A eventual mudança na direção da entidade, por si só, não caracteriza irregularidade, mas torna importante verificar quem possuía legitimidade para representar oficialmente o grupo em cada momento, especialmente na assinatura de documentos, recebimento de recursos públicos e prestação de contas.
Também existem questionamentos políticos sobre a relação do presidente da Câmara, Daniel Jackson, com o grupo cultural Rei do Cangaço.

Segundo relatos apresentados por vereadores e moradores, o parlamentar seria considerado um dos padrinhos ou principais apoiadores da quadrilha.

A existência de vínculo político ou cultural, contudo, não significa automaticamente irregularidade.

O ponto que precisa ser esclarecido é se houve algum conflito de interesses, favorecimento indevido ou utilização irregular de recursos públicos — questões que somente poderão ser confirmadas ou descartadas mediante análise dos documentos e da execução financeira do projeto.

Com as novas acusações apresentadas durante a sessão, o Ministério Público do Estado do Piauí (MPPI) poderá ser provocado a analisar os fatos, caso sejam formalmente encaminhados ao órgão.

• a compra dos aparelhos de ar-condicionado;
• eventual diferença entre os preços pagos e os valores praticados no mercado;
• concessão e comprovação de diárias;
• processo de convocação da eleição da Mesa Diretora;
• reuniões e eventuais articulações políticas relacionadas à votação;
• aplicação das emendas impositivas;
• pagamentos realizados ao Centro Cultural Rei do Cangaço;
• execução e prestação de contas do projeto “Cyberbullying nas Escolas”;
• eventual existência de conflito de interesses ou favorecimento.

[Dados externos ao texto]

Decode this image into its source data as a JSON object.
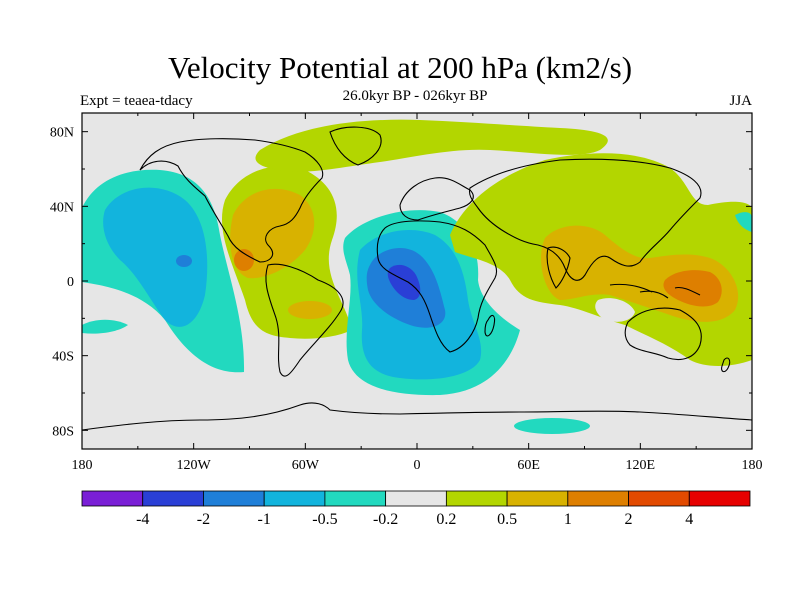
{
  "title": "Velocity Potential at 200 hPa (km2/s)",
  "subtitle_left": "Expt = teaea-tdacy",
  "subtitle_center": "26.0kyr BP - 026kyr BP",
  "subtitle_right": "JJA",
  "map": {
    "lon_range": [
      -180,
      180
    ],
    "lat_range": [
      -90,
      90
    ],
    "lat_ticks": [
      {
        "value": 80,
        "label": "80N"
      },
      {
        "value": 40,
        "label": "40N"
      },
      {
        "value": 0,
        "label": "0"
      },
      {
        "value": -40,
        "label": "40S"
      },
      {
        "value": -80,
        "label": "80S"
      }
    ],
    "lon_ticks": [
      {
        "value": -180,
        "label": "180"
      },
      {
        "value": -120,
        "label": "120W"
      },
      {
        "value": -60,
        "label": "60W"
      },
      {
        "value": 0,
        "label": "0"
      },
      {
        "value": 60,
        "label": "60E"
      },
      {
        "value": 120,
        "label": "120E"
      },
      {
        "value": 180,
        "label": "180"
      }
    ],
    "background_color": "#e6e6e6"
  },
  "colorbar": {
    "colors": [
      "#7a1fd6",
      "#2a3fd6",
      "#1f7fd8",
      "#12b4dd",
      "#22d9bf",
      "#e6e6e6",
      "#b3d600",
      "#d8b200",
      "#de7f00",
      "#e24a00",
      "#e60000"
    ],
    "labels": [
      "-4",
      "-2",
      "-1",
      "-0.5",
      "-0.2",
      "0.2",
      "0.5",
      "1",
      "2",
      "4"
    ]
  }
}
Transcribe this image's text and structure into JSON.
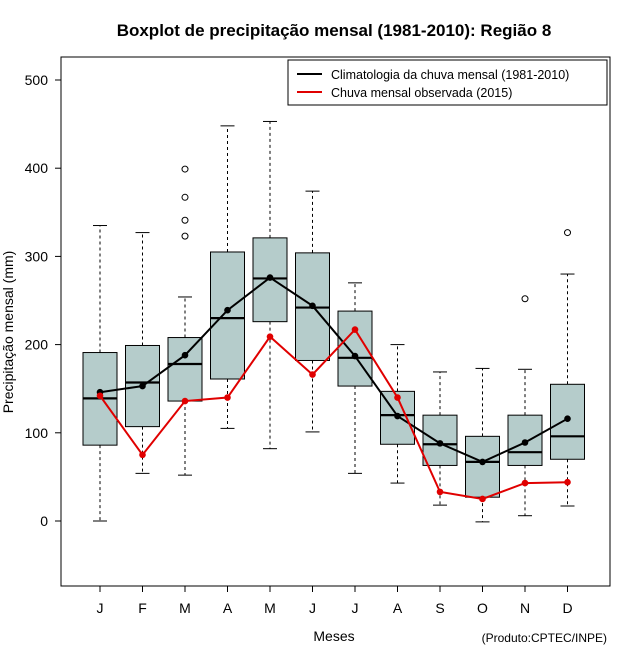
{
  "chart_data": {
    "type": "boxplot",
    "title": "Boxplot de precipitação mensal (1981-2010): Região 8",
    "xlabel": "Meses",
    "ylabel": "Precipitação mensal (mm)",
    "credit": "(Produto:CPTEC/INPE)",
    "ylim": [
      -70,
      520
    ],
    "yticks": [
      0,
      100,
      200,
      300,
      400,
      500
    ],
    "categories": [
      "J",
      "F",
      "M",
      "A",
      "M",
      "J",
      "J",
      "A",
      "S",
      "O",
      "N",
      "D"
    ],
    "box_color": "#b5cccb",
    "boxes": [
      {
        "whisker_low": 0,
        "q1": 86,
        "median": 139,
        "q3": 191,
        "whisker_high": 335,
        "outliers": []
      },
      {
        "whisker_low": 54,
        "q1": 107,
        "median": 157,
        "q3": 199,
        "whisker_high": 327,
        "outliers": []
      },
      {
        "whisker_low": 52,
        "q1": 136,
        "median": 178,
        "q3": 208,
        "whisker_high": 254,
        "outliers": [
          323,
          341,
          367,
          399
        ]
      },
      {
        "whisker_low": 105,
        "q1": 161,
        "median": 230,
        "q3": 305,
        "whisker_high": 448,
        "outliers": []
      },
      {
        "whisker_low": 82,
        "q1": 226,
        "median": 275,
        "q3": 321,
        "whisker_high": 453,
        "outliers": []
      },
      {
        "whisker_low": 101,
        "q1": 182,
        "median": 242,
        "q3": 304,
        "whisker_high": 374,
        "outliers": []
      },
      {
        "whisker_low": 54,
        "q1": 153,
        "median": 185,
        "q3": 238,
        "whisker_high": 270,
        "outliers": []
      },
      {
        "whisker_low": 43,
        "q1": 87,
        "median": 120,
        "q3": 147,
        "whisker_high": 200,
        "outliers": []
      },
      {
        "whisker_low": 18,
        "q1": 63,
        "median": 87,
        "q3": 120,
        "whisker_high": 169,
        "outliers": []
      },
      {
        "whisker_low": -1,
        "q1": 27,
        "median": 67,
        "q3": 96,
        "whisker_high": 173,
        "outliers": []
      },
      {
        "whisker_low": 6,
        "q1": 63,
        "median": 78,
        "q3": 120,
        "whisker_high": 172,
        "outliers": [
          252
        ]
      },
      {
        "whisker_low": 17,
        "q1": 70,
        "median": 96,
        "q3": 155,
        "whisker_high": 280,
        "outliers": [
          327
        ]
      }
    ],
    "series": [
      {
        "name": "Climatologia da chuva mensal (1981-2010)",
        "color": "#000000",
        "values": [
          146,
          153,
          188,
          239,
          276,
          244,
          187,
          119,
          88,
          67,
          89,
          116
        ]
      },
      {
        "name": "Chuva mensal observada (2015)",
        "color": "#e00000",
        "values": [
          142,
          75,
          136,
          140,
          209,
          166,
          217,
          140,
          33,
          25,
          43,
          44
        ]
      }
    ],
    "legend_position": "top-right"
  }
}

O que deveria ser apenas uma eleição para definir o comando da Câmara de Parnaíba para os próximos dois anos acabou expondo uma profunda divisão entre os parlamentares.

De um lado, a chapa única que acabou elegendo Ronaldo Prado (Rede). Do outro, vereadores que afirmam ter sido surpreendidos pela convocação e denunciam uma suposta articulação política realizada nos bastidores.

No meio da crise, surgiram acusações envolvendo compras públicas, diárias, emendas impositivas e recursos destinados a entidade cultural.

Agora, resta saber se as acusações apresentadas na tribuna ficarão apenas no campo político ou se serão transformadas em procedimentos formais de investigação pelos órgãos de controle.

A reportagem ressalta que as acusações de superfaturamento, irregularidades na concessão de diárias, eventual desvio de recursos ou qualquer outra prática ilícita não estão sendo apresentadas como fatos comprovados, mas como denúncias e questionamentos que dependem de documentação, contraditório e investigação dos órgãos competentes.

O espaço permanece aberto para manifestação do presidente da Câmara, Daniel Jackson, dos vereadores citados, do Centro Cultural Rei do Cangaço e dos demais envolvidos, caso queiram apresentar esclarecimentos ou documentos sobre os fatos.